Morrison was traded from the Bobcats to the Lakers in 2009, and rarely saw the floor. Although he technically has two championship rings, Morrison was just a court-side spectator at that point. He was released in 2010, and tried his luck overseas, but his career still never took off. A huge bust that hated winning two championships, because he was just another fan!
2. Chris Mihm
Mihm was just another guy that fell in the fire that is Kobe Bryant’s ego, or “Black Mamba” mentality. The former University of Texas center came into the league in 2000 with the seventh-overall pick, and established himself as role player. Pretty much, he just got boards and put backs. Our story starts when the Lakers acquired Mihm in 2004.
In the post-Shaq era, the Lakers were searching for a big man that could compliment and tolerate Kobe’s game. But, during the 2005-06 season, when Kobe was interviewed, he said “What was I supposed to do, pass the ball to Chris Mihm? Chris Mihm?”
1. Dwight Howard
Didn’t the Lakers learn from the first time they acquired a center from the Magic? Los Angeles traded for the All-Star shot blocker in a blockbuster deal in 2012. The Lakers were looking to get back into the championship fold, and what better to do than bring in a younger version of Shaq. As the theme of this list continues though, Howard’s ego and personality did not fit with Kobe’s game plan.

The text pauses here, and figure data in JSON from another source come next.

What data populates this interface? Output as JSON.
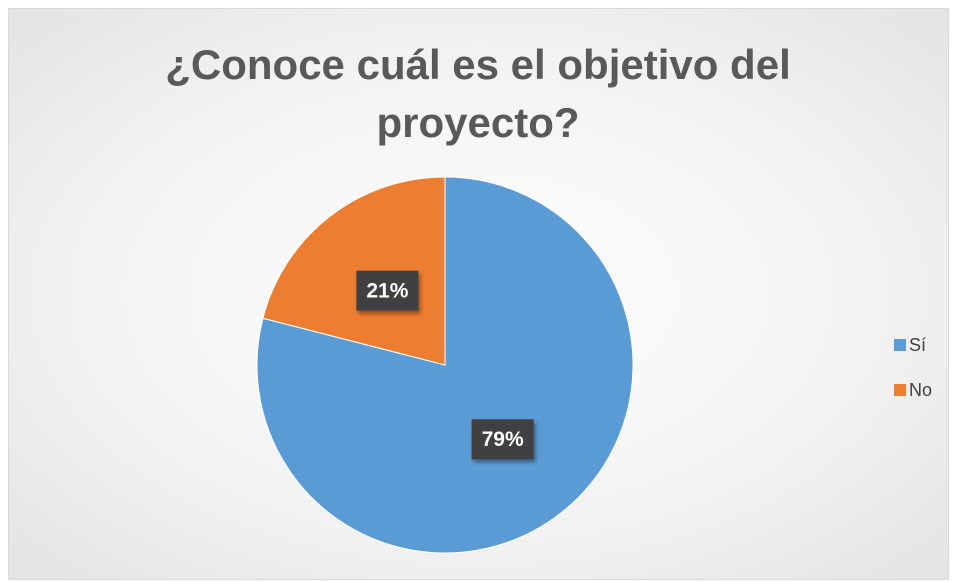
{
  "chart_data": {
    "type": "pie",
    "title": "¿Conoce cuál es el objetivo del proyecto?",
    "categories": [
      "Sí",
      "No"
    ],
    "values": [
      79,
      21
    ],
    "value_labels": [
      "79%",
      "21%"
    ],
    "colors": [
      "#5b9bd5",
      "#ed7d31"
    ],
    "legend": "right"
  }
}
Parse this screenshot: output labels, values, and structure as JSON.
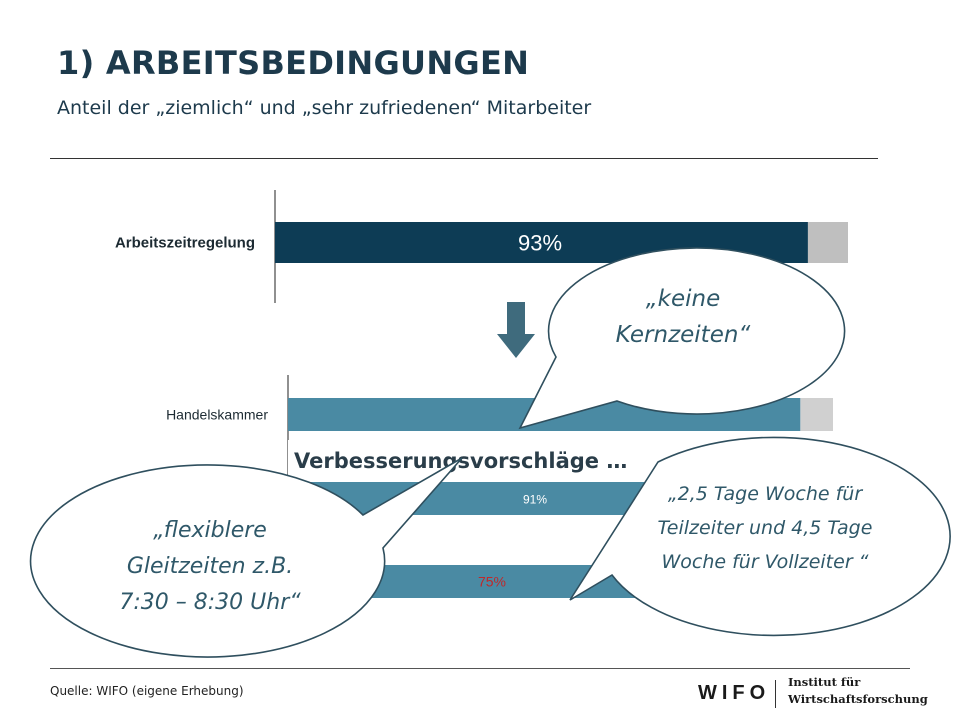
{
  "slide": {
    "title": "1) ARBEITSBEDINGUNGEN",
    "subtitle": "Anteil der „ziemlich“ und „sehr zufriedenen“ Mitarbeiter",
    "source": "Quelle: WIFO (eigene Erhebung)"
  },
  "logo": {
    "mark": "WIFO",
    "line1": "Institut für",
    "line2": "Wirtschaftsforschung"
  },
  "chart_data": [
    {
      "type": "bar",
      "orientation": "horizontal",
      "categories": [
        "Arbeitszeitregelung"
      ],
      "values": [
        93
      ],
      "data_labels": [
        "93%"
      ],
      "xlim": [
        0,
        100
      ],
      "colors": {
        "bar": "#0d3c55",
        "remainder": "#bfbfbf"
      }
    },
    {
      "type": "bar",
      "orientation": "horizontal",
      "categories": [
        "Handelskammer",
        "",
        ""
      ],
      "values": [
        94,
        91,
        75
      ],
      "data_labels": [
        "",
        "91%",
        "75%"
      ],
      "label_colors": [
        "#ffffff",
        "#ffffff",
        "#c0282a"
      ],
      "xlim": [
        0,
        100
      ],
      "colors": {
        "bar": "#4a8aa3",
        "remainder": "#d0d0d0"
      }
    }
  ],
  "overlay": {
    "heading": "Verbesserungsvorschläge …",
    "bubbles": [
      {
        "lines": [
          "„keine",
          "Kernzeiten“"
        ]
      },
      {
        "lines": [
          "„2,5 Tage Woche für",
          "Teilzeiter und 4,5 Tage",
          "Woche für Vollzeiter “"
        ]
      },
      {
        "lines": [
          "„flexiblere",
          "Gleitzeiten z.B.",
          "7:30 – 8:30 Uhr“"
        ]
      }
    ]
  },
  "colors": {
    "arrow": "#3f6b7d",
    "bubble_border": "#2f4f5e",
    "bubble_text": "#2f5869"
  }
}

Fans were used to the “Black Mamba” scowl, Kobe’s signature game face. They wanted to see that determination in Howard, but he was more lighthearted and playful in his game, constantly smiling and cracking jokes. You better believe Bryant didn’t like that. On top of all joking, he was struggling to run the pick-and-roll offense that Coach D’Antoni implemented. Howard left L.A. after two years, and we can now truly say he hated being a Laker.